Alors, quand le ministre annonce aujourd’hui qu’il exclut les viols, la question est simple : pourquoi ne pas l’avoir fait dès le début ? Pourquoi avoir imposé une réforme qui banalise les violences sexuelles ?
La Croix rappelle que Darmanin a toujours affirmé être « du côté des victimes ». Mais les actes contredisent les paroles. Pendant des mois, il a défendu un système où les agresseurs sexuels pouvaient échapper à la cour d’assises. Pendant des mois, il a ignoré les cris d’alarme des associations.
Aujourd’hui, il recule. Mais le mal est fait. La confiance est entamée.
Un recul tactique, pas une conversion
Analysons la manœuvre.
Darmanin ne retire pas sa réforme. Il la limite. Il la restreint. Il la « restreint », pour reprendre ses termes. Mais le cœur du dispositif reste intact : la CRPC criminelle existe toujours. Pour les autres crimes, pas pour les viols. Pour l’instant.
Car rien ne dit que cette exclusion sera définitive.
Le ministre a déjà montré qu’il sait reculer pour mieux avancer. En 2023, il avait proposé une réforme de l’immigration. Retirée. Repensée. Repassée. Même méthode ici : on lâche du lest sur les crimes sexuels pour sauver l’essentiel.

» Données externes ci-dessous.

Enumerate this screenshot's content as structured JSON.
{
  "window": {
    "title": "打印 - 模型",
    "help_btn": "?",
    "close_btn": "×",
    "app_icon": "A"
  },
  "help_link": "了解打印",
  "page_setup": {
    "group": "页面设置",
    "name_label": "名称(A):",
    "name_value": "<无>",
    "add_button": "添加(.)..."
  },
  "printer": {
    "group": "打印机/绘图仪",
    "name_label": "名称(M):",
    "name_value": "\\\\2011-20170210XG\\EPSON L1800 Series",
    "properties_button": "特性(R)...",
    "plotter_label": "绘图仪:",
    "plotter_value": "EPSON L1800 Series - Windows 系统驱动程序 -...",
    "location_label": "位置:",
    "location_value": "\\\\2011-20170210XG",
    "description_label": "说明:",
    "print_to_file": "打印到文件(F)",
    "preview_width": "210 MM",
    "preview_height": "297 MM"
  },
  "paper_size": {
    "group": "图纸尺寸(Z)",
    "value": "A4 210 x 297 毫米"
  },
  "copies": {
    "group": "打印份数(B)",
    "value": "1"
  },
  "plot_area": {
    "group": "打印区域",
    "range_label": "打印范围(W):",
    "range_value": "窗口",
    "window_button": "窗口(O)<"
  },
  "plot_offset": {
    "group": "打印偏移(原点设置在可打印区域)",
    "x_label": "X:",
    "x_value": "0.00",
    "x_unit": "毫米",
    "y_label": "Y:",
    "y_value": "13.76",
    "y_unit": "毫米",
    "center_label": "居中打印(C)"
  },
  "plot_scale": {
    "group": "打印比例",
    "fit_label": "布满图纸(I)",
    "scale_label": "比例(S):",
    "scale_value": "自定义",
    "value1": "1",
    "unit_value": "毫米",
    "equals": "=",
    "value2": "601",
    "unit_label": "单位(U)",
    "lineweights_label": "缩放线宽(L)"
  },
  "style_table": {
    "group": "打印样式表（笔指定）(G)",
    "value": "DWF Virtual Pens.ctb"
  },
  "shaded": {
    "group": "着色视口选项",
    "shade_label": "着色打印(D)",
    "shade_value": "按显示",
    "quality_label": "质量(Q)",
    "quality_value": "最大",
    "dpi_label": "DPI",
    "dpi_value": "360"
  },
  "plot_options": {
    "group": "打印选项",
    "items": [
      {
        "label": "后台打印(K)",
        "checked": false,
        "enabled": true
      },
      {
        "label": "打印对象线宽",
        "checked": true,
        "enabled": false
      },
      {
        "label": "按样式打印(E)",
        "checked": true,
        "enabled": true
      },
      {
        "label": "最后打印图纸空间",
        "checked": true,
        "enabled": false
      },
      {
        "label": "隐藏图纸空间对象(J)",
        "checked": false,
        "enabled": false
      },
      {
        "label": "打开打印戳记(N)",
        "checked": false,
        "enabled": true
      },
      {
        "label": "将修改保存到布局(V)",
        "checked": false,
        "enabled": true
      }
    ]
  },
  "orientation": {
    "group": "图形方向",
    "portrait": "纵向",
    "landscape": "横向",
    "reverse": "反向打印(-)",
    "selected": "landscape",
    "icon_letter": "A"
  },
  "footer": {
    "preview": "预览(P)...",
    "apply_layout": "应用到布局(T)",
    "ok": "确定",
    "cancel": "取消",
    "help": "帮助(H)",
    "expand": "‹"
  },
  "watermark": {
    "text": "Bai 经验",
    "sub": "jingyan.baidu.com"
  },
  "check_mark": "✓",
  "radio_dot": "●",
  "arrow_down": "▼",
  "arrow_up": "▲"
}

Mais l’essentiel, c’est quoi ?
C’est la possibilité, pour un criminel, de négocier sa peine sans procès. C’est la fin programmée des jurés populaires aux assises. C’est une justice à deux vitesses — une pour les riches, qui peuvent payer de bons avocats pour négocier ; une pour les pauvres, qui iront en prison faute de moyens.
Les chiffres parlent. En 2025, 87 % des personnes mises en examen pour viol étaient en détention provisoire. Avec la CRPC, ce taux aurait pu chuter. Les victimes ? Elles auraient appris la peine de leur agresseur par courrier. Pas de confrontation. Pas de procès public. Pas de reconnaissance publique des faits.
Une victime de viol interrogée par Le Monde résume : « On nous enlève notre procès. On nous enlève notre parole. On nous enlève notre justice. »
Pourquoi Darmanin change-t-il d’avis maintenant ?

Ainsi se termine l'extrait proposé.